The paradox inherent in this issue is quite formidable. Tax avoidance through acquisition and mergers under a plan is a legitimate undertaking. But non-filing of tax returns, as required by law or hiding income and assets is unlawful. According to various studies, the tax gap in Pakistan is anywhere from 50 to 100 percent of the tax paid. This gap is estimated on existing rates under existing laws. It covers leakages due to administrative failures and tax maladministration. This tax gap cannot be reduced to zero. But it can be significantly narrowed. However, this requires strong political will to make the tax collection system in the country effective. Suspension of Section 153-A of Income Tax Ordinance 2001 until June 30, 2013 by FBR clearly shows where this country stands as of date. Section 153-A requires registered manufacturers whose sales are above a certain amount to their wholesalers, distributors and dealers to charge 0.5 percent over and above the cost of goods sold and deposit it as adjustable tax of their sale agents. The law was aimed to force these traders to register with the tax authorities - if they wanted to adjust the withheld/deposited advance tax. In case some of them are prone not to be on FBR's radar - they will not get the refund or adjustment. This circuitous route was adopted because of the failure of FBR to collect the due tax from the trading class. Obviously, it was unfair for trades where the commission was very low compared to the cost of goods such as in POL and vehicles where the tax liability is less than one percent of the sale value. All FBR had to do was reduce the rate of withholding for these sectors. Representative bodies of various traders campaigned against Section 153-A. Both Ministry of Finance and FBR kept assuring these trade bodies that the matter has been referred to Ministry of Law, whether abolishing Section 153-A required going back to the parliament - as the Act was part of the Finance Bill 2012. Some tax experts chose then to approach the Federal Tax Ombudsman (FTO) to intervene. While others claimed that FTO ruling forced FBR to suspend Section 153-A or whether FBR itself failed to resolve the issue is debatable. The net result is that under sub-section (2) of Section 53 of Income Tax Ordinance 2001 powers were used by FBR to suspend the provisions of 153-A for all manufacturers till June 30th, 2013. Now FBR claims that from July 1, 2013 Section 153-A will apply.

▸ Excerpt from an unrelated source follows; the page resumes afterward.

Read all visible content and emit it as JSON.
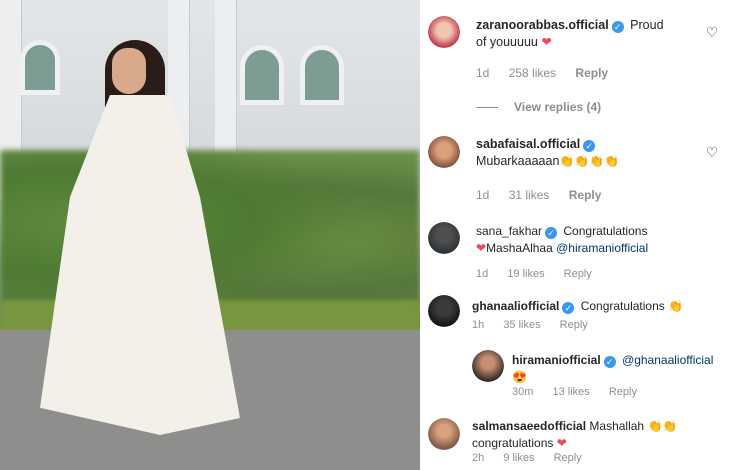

Will the major industrial sectors like sugar, textile, leather, electrical appliances, etc, next time agree to implement Section 153-A? Certainly not. The trade in these major sectors is totally undocumented and these manufacturers would not like to extend helping hand to FBR to document their trading arms. Only organised sectors enjoying monopolistic position or multinational - making consumer products with a strong brand image - have been implementing Section 153-A from July 1, 2012; whereas major sectors dominated by local business refused to comply with and are confident that the government could be successfully persuaded that it is unrealistic to force its will on them.
We got into this unholy mess with our eyes open. Withholding tax regime was introduced in the 1980s to compensate for maladministration and other weaknesses in FBR's collection mechanism as a temporary measure - to obtain documentation of the economy. Its continuation, for over three decades, has compromised the effectiveness of system. The tax collector now uses it as a crutch to lean on. Imposing minimum tax on companies making losses goes against the very principle of taxing profit. No meaningful reform is possible until the availability of expenditure data of both the individuals and companies can be collated from various sources in a seamless manner with backing of law. This has not happened. Instead, various circuitous proposals are adopted time and again by FBR forcing everyone to act as tax collection agent since the political system does not look favourably on tax collection system. Our legislators are more worried about violations of confidentiality of their tax returns instead of making it mandatory by law for all elected officials to make public their income and assets for scrutiny by their constituents. This is the fundamental tragedy Pakistan faces today. A state which cannot collect the tax it imposes on its citizens cannot function for long - as it cannot pay for expenses that are needed to protect the life and property of its citizens. People rightfully question whether the CNIC-based tax collection scheme can be enforced to expand the tax base - after the registration of amnesty declarations. If not, then it would once again turn into a whitener scheme for tax evaded income and assets. That will be highly unfair to honest taxpayers. The attitude towards tax payment needs to be changed and more co-operative stance adopted by all to help in tax collection.